Winds of change blow for Anooraq and Amplats at Bokoni

Twin tragedies bookended four months of turbulence and change at the Bokoni platinum mine in South Africa’s Limpopo province. 

Restructuring agreements between joint-venture partners Anooraq Resources (ARQ-V, ANO-N) and Anglo American (AAL-L) subsidiary Anglo American Platinum (Amplats) were overshadowed by the second employee death at the site in four months.  

Operations were suspended in mid-November after an employee was reportedly struck and killed by a dump truck at the Middelpunt Hill UG2 shaft. The Department of Mineral Resources issued a week-long safety stoppage at the shaft, causing an estimated production loss of 1,500 oz. platinum group elements (PGEs). 

The next death occurred on Feb. 15 after a worker fell from the 6-E17 raise line. The department imposed a subsequent suspension of Bokoni operations that was lifted on Feb. 17. 

Compliance and safety have been ongoing concerns at Bokoni, as Anooraq and Amplats attempt to increase production and lower cash costs with platinum prices falling 12% in the past six months. 

Progress had been made despite inflation in labour and material costs. Third-quarter 2011 production improved 19% to 33,358 oz.  platinum, palladium, rhodium and gold (4E), and unit operating costs fell 14% to US$1,375 per oz. 4E. 

In an effort to continue production increases and address safety concerns, Dawid Stander was named managing director at Bokoni in the first week of February.
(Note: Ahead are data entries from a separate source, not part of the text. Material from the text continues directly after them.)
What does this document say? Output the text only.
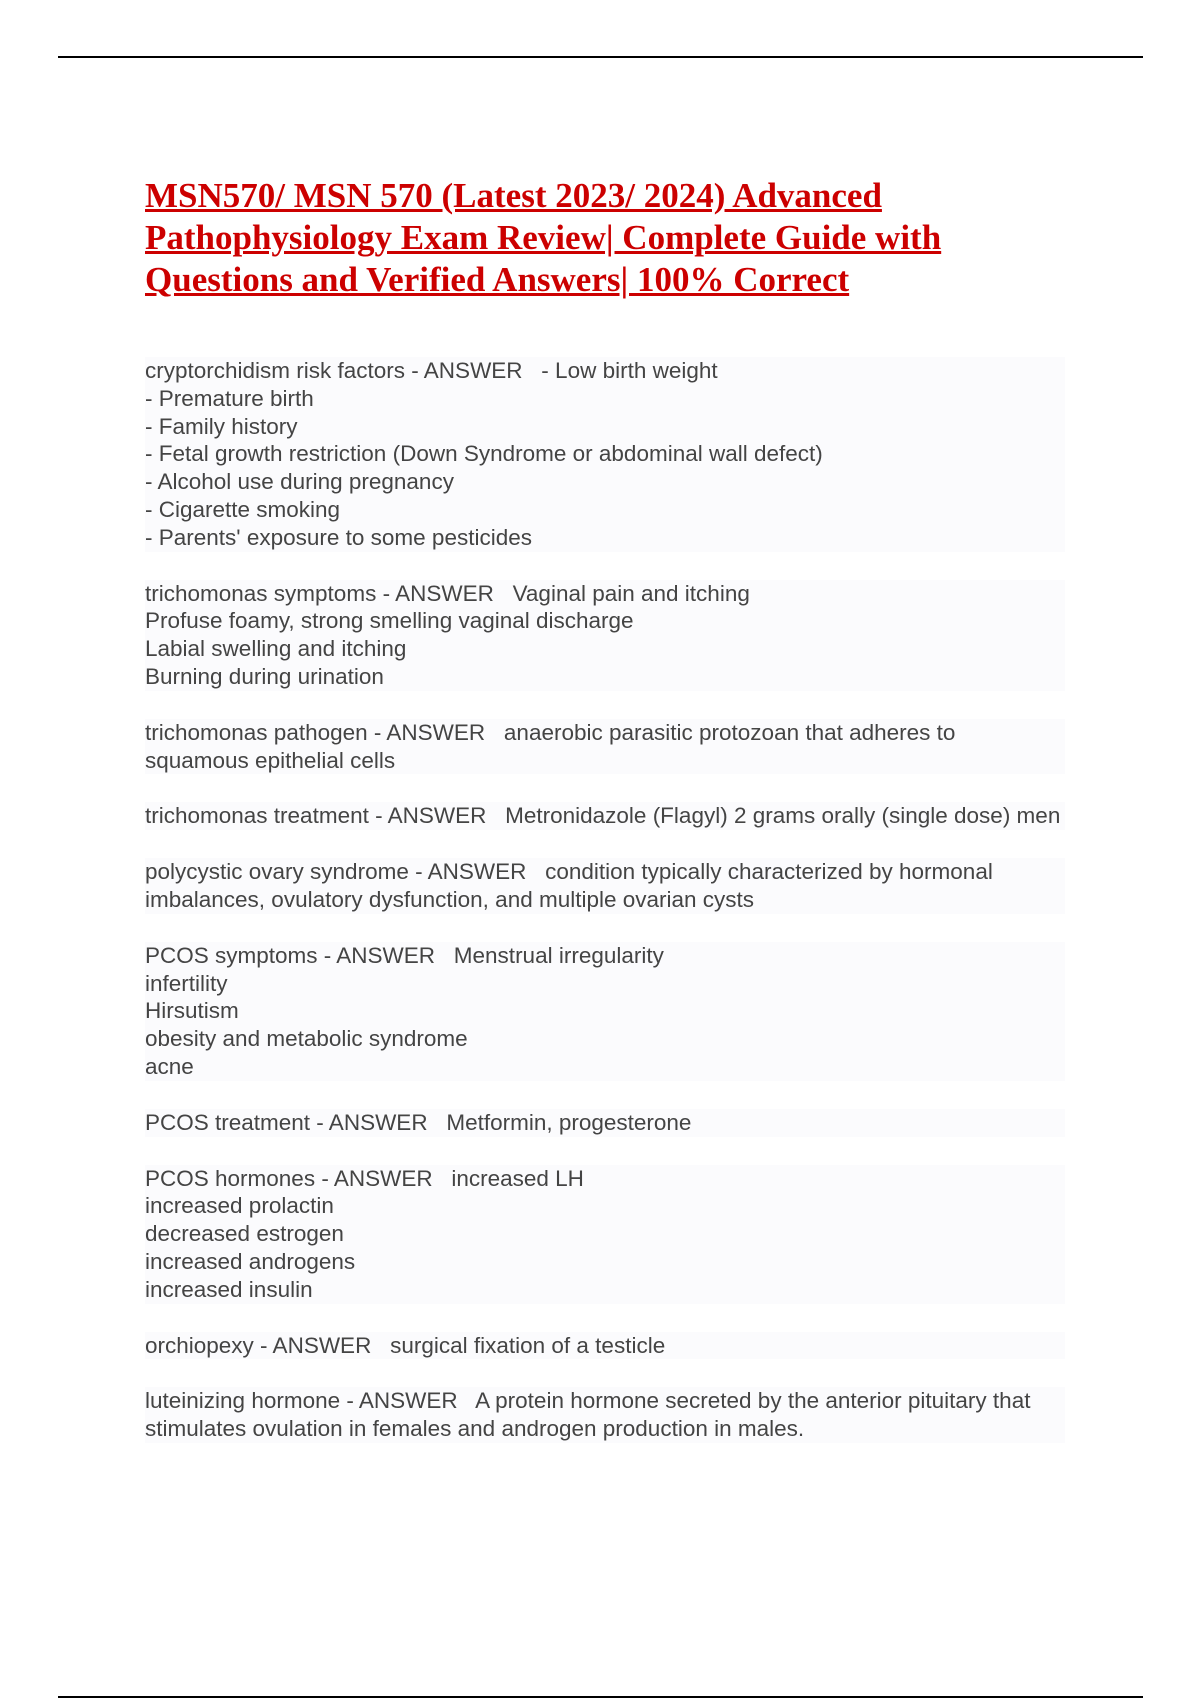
MSN570/ MSN 570 (Latest 2023/ 2024) Advanced Pathophysiology Exam Review| Complete Guide with Questions and Verified Answers| 100% Correct
cryptorchidism risk factors - ANSWER   - Low birth weight
- Premature birth
- Family history
- Fetal growth restriction (Down Syndrome or abdominal wall defect)
- Alcohol use during pregnancy
- Cigarette smoking
- Parents' exposure to some pesticides
trichomonas symptoms - ANSWER   Vaginal pain and itching
Profuse foamy, strong smelling vaginal discharge
Labial swelling and itching
Burning during urination
trichomonas pathogen - ANSWER   anaerobic parasitic protozoan that adheres to squamous epithelial cells
trichomonas treatment - ANSWER   Metronidazole (Flagyl) 2 grams orally (single dose) men
polycystic ovary syndrome - ANSWER   condition typically characterized by hormonal imbalances, ovulatory dysfunction, and multiple ovarian cysts
PCOS symptoms - ANSWER   Menstrual irregularity
infertility
Hirsutism
obesity and metabolic syndrome
acne
PCOS treatment - ANSWER   Metformin, progesterone
PCOS hormones - ANSWER   increased LH
increased prolactin
decreased estrogen
increased androgens
increased insulin
orchiopexy - ANSWER   surgical fixation of a testicle
luteinizing hormone - ANSWER   A protein hormone secreted by the anterior pituitary that stimulates ovulation in females and androgen production in males.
Stander, who had been working as an independent consultant, was general manager at the mine from 2001 to 2005 when production increased by 100,000 oz. PGE. He has 32 years experience with stints at BHP Billiton (BHP-N) and Impala Platinum.

In a joint statement, Anooraq CEO Harold Motaung and Amplats executive head Vishnu Pillay said that under Stander’s previous leadership at the mine, the operations “enjoyed significant growth, together with improvements in safety, operational and financial performance.” 

Stander’s appointment was part of restructuring Bokoni’s operations. The companies announced an agreement on Feb. 2 that would see Anooraq’s outstanding debt refinanced, as well as restructuring and recapitalizing the Bokoni Platinum group. 

Under the agreement Amplat will decrease Anooraq’s US$368-million outstanding debt by US$213 million in exchange for full interest in the Boikgantsho platinum project bordering the Mogalakwena mine, and the eastern sections of the Ga-Phasha platinum project, 250 km north of Johannesburg in the Bushveld igneous complex. Ownership considerations at Bokoni will remain unchanged, with Anooraq at 51% and Amplats at 49%.

The remaining debt balance will be reconsolidated into a new debt facility with an initial low-interest-rate schedule designed to escalate — from zero to 12% — in tandem with increases in Anooraq’s cash flow. 

Following the completion of a feasibility study, Amplats will provide Anooraq with another US$159 million under the consolidated debt agreement to cover the costs of a US$325-million capital development program. 

Improvements include installing a new concentrator plant and accelerating production plans at the Middelpunt Hill Delta UG2 expansion project. The capital expenditures are expected to raise Bokoni’s output by 100,000 oz. PGE before 2016. 

Despite steps to streamline and expand operations at Bokoni, parent-company Anglo American — which owns 79% of Amplats — cannot be enthusiastic about its subsidiary’s bottom-line contributions. Amplats cut 2012 output targets in late February, and initiated an employment freeze after annual profits tumbled 64% to US$463 million last year. 

According to Anglo American CEO Cynthia Carroll during a conference call, decisions on Amplats won’t be forthcoming until later in 2012. “We are looking at the size and the shape of the platinum business and how we can fundamentally shift it and return it to the sort of returns we had in 2008,” Carroll says.

In a Feb. 20 note to clients, Deutsche Bank analysts Tim Clark, Rob Clifford and Grant Sporre speculate that “closure of shafts is more likely given the structural position.” 

Dropping the platinum portion of its business could decrease Anglo’s market value by US$15 billion, speculatively making it a more attractive target for takeover bids  from interested parties, including the new unit formed by the acquisition of Xstrata by Glencore International. Xstrata approached Anglo in 2009 with a merger proposal, and analysts have speculated Anglo may be targeted by the new major mining power. 

A Reuters survey revealed a bearish attitude towards 2012 platinum prices amongst analysts, as median forecasts for the year dropped 15% to US$1,610 per oz. since July 2011. 

Platinum is qualified as one of the late-cycle commodities that typically lag behind primary resource indicators. Prices are tied to broad European demand in automotive production, as well as the Chinese jewellery market. 

Declining platinum prices and high costs affiliated with doing business in Southern Africa — the world’s largest platinum-producing area — continue to raise marginal-cost questions for invested companies. Though the recent agreements between Amplats and Anooraq may see unit costs fall as production output rises, questions remain over the project’s long-term ownership dynamics.